Complicated

May. 4th, 2008 11:45 pm
emmelinemay: (Sultan's Elephant)
http://news.bbc.co.uk/1/hi/england/7371467.stm

The final line of the report sums the event up - "those who didn't even know Sophie feel her loss".

I'm clearly having problems explaining what's going on in my brain right now.

It's like -I'm an attention seeker, right? We all know that. I'm a leo. I'm loud. I like it when people laugh at my jokes. I quite like having an audience. I like to hope that I know when to be the centre of attention, and when not. I may sometimes get that horribly wrong. Generally, I also quite like being on TV. I'm like HEY, I'M ON TV. It's never happened to me before that I'm seeing me all over the TV and every time I see my face and my red eyes, I cry all over again over what happened, because I recall so sharply the exact emotions going through me back then. It was such a hard day - and I still feel weird feeling as sad as I do, because I didn't know Sophie Lancaster. I remember when Princess Di died, I thought it was sad, but didn't understand this mass outpouring of grief from all sides, I thought it was crazy to be so overtaken by someone's death.
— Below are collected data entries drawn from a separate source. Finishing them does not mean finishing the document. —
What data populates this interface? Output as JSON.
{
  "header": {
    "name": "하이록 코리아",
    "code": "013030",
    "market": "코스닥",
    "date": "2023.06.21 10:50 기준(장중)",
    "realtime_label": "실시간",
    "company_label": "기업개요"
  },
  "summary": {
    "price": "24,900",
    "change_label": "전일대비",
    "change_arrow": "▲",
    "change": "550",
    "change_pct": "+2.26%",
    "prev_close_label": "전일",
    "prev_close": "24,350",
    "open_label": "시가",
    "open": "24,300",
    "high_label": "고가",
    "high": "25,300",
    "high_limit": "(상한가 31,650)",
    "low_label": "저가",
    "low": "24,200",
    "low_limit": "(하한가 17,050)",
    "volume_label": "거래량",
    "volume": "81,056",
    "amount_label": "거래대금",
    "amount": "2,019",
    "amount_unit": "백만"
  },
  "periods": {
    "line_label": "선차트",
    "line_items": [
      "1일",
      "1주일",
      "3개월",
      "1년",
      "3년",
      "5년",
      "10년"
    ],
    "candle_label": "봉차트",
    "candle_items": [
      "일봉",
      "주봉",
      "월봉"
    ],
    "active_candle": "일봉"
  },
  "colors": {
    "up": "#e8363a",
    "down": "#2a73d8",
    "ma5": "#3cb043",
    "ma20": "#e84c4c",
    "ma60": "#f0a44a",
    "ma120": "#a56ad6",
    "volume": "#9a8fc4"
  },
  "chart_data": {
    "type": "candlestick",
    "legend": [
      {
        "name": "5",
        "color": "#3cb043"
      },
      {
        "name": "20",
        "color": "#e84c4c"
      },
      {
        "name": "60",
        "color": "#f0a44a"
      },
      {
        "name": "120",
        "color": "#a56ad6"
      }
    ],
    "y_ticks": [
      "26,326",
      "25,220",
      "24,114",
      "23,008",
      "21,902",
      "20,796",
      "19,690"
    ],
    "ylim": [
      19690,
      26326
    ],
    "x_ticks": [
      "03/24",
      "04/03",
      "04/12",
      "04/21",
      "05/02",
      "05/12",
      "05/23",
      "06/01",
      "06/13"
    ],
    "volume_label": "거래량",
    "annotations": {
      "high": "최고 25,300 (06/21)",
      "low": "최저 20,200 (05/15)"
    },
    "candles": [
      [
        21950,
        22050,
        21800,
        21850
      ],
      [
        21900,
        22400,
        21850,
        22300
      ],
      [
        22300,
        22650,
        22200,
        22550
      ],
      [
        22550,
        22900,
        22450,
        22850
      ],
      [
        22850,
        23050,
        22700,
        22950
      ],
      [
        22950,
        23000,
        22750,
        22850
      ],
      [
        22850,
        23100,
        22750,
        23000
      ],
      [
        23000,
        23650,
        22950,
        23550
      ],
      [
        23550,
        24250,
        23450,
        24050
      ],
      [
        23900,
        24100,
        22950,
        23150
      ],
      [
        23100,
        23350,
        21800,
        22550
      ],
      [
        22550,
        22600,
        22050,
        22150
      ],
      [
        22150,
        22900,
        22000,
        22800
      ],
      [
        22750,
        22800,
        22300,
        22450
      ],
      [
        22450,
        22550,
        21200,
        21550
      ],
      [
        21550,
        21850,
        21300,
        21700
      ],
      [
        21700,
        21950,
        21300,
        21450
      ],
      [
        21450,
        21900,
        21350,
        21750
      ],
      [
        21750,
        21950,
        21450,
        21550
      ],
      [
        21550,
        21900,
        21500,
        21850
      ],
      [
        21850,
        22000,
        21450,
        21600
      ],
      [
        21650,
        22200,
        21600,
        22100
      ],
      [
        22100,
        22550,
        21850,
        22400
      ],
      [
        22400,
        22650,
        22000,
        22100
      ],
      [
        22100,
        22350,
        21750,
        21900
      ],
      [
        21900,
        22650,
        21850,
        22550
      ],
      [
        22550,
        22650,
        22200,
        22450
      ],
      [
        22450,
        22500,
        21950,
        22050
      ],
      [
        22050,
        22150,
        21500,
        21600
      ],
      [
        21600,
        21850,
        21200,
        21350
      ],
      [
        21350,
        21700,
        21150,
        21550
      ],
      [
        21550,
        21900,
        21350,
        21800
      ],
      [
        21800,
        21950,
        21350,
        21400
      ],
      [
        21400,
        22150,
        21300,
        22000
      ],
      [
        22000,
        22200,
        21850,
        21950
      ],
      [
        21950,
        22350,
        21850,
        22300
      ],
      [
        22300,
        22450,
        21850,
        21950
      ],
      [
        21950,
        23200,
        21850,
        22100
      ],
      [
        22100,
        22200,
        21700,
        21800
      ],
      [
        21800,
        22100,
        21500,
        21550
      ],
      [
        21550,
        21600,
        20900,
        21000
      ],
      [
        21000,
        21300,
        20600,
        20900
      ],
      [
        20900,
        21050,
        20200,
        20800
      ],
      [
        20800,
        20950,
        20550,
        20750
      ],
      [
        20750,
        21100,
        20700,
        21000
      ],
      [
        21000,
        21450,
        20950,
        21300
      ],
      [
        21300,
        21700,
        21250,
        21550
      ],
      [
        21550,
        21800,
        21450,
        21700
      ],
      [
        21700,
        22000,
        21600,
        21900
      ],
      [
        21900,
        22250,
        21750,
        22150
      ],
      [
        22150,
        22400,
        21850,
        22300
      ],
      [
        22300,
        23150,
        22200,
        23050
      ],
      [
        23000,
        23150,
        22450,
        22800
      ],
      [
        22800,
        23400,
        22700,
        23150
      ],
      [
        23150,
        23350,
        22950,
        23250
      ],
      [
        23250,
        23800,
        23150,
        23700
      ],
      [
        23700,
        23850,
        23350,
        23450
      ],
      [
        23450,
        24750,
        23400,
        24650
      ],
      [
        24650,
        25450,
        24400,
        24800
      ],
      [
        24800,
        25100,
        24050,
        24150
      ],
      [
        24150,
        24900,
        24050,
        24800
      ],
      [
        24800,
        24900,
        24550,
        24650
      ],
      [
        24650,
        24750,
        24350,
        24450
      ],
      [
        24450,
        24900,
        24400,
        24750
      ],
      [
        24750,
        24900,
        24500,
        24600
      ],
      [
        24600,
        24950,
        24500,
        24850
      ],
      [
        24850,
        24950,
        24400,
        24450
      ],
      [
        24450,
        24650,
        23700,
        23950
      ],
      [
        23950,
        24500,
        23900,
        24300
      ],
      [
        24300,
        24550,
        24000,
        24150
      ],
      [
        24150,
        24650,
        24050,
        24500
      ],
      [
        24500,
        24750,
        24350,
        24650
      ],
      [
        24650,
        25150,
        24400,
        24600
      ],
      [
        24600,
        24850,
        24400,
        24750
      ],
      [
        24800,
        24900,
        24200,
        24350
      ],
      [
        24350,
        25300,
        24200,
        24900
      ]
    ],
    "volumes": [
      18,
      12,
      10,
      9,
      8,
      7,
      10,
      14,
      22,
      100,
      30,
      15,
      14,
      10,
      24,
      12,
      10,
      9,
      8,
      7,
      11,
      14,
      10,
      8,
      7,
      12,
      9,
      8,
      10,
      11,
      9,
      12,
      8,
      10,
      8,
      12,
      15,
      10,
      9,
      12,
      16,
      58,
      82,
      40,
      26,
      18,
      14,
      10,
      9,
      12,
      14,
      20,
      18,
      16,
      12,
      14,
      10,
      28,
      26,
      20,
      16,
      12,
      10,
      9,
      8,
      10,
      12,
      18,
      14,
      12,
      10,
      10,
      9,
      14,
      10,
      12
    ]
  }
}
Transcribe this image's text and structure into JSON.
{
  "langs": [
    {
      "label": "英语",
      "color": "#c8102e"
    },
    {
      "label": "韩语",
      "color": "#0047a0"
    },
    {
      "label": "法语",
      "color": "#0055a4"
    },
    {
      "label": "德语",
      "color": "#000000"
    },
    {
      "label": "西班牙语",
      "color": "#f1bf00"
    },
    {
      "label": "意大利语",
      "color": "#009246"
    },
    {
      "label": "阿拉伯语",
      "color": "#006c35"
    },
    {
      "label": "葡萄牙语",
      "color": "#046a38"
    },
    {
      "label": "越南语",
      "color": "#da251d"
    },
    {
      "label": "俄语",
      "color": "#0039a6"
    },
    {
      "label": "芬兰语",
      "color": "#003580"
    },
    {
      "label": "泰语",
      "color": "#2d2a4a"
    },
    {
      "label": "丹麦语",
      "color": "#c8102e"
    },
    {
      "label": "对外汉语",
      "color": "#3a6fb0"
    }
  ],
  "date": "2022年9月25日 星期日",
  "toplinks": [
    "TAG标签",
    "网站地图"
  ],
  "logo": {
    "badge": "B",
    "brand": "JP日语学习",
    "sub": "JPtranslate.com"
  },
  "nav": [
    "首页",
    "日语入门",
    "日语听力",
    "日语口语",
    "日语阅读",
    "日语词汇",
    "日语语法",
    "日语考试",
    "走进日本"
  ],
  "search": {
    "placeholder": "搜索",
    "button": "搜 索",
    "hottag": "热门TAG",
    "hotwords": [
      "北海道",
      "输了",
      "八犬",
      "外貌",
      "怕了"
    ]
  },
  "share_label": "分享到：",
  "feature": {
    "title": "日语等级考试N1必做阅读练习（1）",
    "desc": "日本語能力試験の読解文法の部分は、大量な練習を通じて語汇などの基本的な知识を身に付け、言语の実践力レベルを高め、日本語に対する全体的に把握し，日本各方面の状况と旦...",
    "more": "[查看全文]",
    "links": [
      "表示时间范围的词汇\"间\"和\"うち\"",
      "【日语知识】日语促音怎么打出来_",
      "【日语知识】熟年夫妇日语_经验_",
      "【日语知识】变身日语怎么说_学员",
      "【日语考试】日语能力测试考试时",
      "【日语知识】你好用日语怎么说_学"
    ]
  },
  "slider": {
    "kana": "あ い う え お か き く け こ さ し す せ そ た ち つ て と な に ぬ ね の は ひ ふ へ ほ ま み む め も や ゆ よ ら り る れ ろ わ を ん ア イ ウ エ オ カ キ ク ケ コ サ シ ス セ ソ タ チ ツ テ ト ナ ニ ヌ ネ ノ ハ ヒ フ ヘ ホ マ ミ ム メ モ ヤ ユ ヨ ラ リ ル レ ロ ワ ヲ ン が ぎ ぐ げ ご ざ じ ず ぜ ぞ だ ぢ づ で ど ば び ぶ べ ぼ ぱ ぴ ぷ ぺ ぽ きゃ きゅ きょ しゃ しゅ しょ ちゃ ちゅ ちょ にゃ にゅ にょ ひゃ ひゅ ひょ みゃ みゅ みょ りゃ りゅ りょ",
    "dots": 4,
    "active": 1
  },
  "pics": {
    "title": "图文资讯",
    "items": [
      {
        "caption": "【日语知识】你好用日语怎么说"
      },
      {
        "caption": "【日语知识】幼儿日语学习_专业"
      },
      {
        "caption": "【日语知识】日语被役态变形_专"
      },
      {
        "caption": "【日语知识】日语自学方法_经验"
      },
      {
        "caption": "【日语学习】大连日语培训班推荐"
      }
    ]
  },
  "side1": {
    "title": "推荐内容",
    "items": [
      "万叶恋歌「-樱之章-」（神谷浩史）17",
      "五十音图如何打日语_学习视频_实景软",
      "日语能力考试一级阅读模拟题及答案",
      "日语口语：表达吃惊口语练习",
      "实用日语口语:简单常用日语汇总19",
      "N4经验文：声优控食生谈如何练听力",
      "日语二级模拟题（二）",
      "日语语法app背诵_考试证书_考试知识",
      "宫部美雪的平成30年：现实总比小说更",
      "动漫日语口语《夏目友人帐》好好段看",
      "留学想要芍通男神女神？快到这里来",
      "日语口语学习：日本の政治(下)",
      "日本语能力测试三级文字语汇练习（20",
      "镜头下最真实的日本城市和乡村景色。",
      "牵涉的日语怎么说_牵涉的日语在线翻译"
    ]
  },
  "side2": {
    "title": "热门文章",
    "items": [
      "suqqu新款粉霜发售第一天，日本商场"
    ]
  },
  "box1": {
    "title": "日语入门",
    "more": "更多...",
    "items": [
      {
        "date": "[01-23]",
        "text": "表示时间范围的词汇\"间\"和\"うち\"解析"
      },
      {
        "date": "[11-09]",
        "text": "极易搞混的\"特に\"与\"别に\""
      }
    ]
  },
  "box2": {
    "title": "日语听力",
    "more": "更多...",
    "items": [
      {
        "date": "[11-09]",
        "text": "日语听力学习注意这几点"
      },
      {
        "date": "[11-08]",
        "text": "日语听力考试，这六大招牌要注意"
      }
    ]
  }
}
I feel bad now, for having been so critical, because I really have been affected by this girl's death, and by her family's amazing response to it.

So it's really hard to explain why seeing my face on tv is weird on this occasion. There's a small subconscious part of me that is going ME ON TELLY, and the concious part is HORRIFIED at that, that somewhere inside me there's a part so callous and thoughtless to be glad I'm on the TV. Because I'm not. I'm devastated, and I don't really have a reason to be, as I didn't know her.

My apologies if things I said earlier here came out wrong - what I'm trying to say and what I'm feeling is incredibly complex, and so deeply tied up with my own psyche and issues and self-awareness that it's coming out wrong every time.

Sophie

May. 4th, 2008 04:27 pm
emmelinemay: (Darkview)
[livejournal.com profile] kirsten2 texted me to say I was on TV this morning - thanks to the BBC's iPlayer I got to see this one second of red-eyed fame.

The show is called Sunday Life, you can check it out for a week here. The 10 minute section in question is about Sophie Lancaster, and about goths being attacked for the way they dress. It's about 32 minutes in, if you just want to see that bit. You briefly see me crying over my flower during the memorial in Whitby.

Sophie's mum is on it - the more I see about her the more I admire her and her strength. They talk on the show about setting up a programme where people go into schools to teach tolerance and understanding -this is really something I'd love to be involved in so at some point I need to compose an email and write to them and say I'd like to help - I'm sure they get hundreds of emails a day, but it's worth trying as not only is youth work and outreach in general something I'd like to get involved in the whole S.O.P.H.I.E campaign and what it stands for is something particularly important to me, for obvious reasons.

The rest of the show was also very interesting - the section about organ donation reminded me I've not posted my annual 'register as a donor' reminder - I must do that soon, when I'm less hungover. It seems wrong to talk about organ donation when I appear to have attempted to destroy my own liver in the name of fun. A section featuring a family learning about different religions was also fascinating - I know next to nothing about the Sikh religion, and indeed many religions other than Christianity and those other ones cursorily covered in my RE lessons. I have decided to read up about a few - if I'm going to take this 'I disagree with organised religion' stance I should really know what I'm saying I disagree with. The Sikh religion seemed, from the brief coverage on the Sunday Life show, to be a really peaceful and down to earth one, with ethical core values and very much based on tolerance and all things under god being equal. Of course, they only had 10 minutes, and so a limited amount was covered, they didn't go in to the history or any negative sides, which made me want to read more about it; and about other religions too.

I've often said if you're going to have a strong opinion, make it an informed one, so I need to own those words and learn more about organised religions before I decide I don't like them based on news coverage and a few years of RE at school.

I shall get me down the British Museum, I think, as they have a number of exhibitions there about the origins of the major religions.

This post was far too serious and thoughtful for someone with as bad a hangover as I have, so I'm going back to bed now.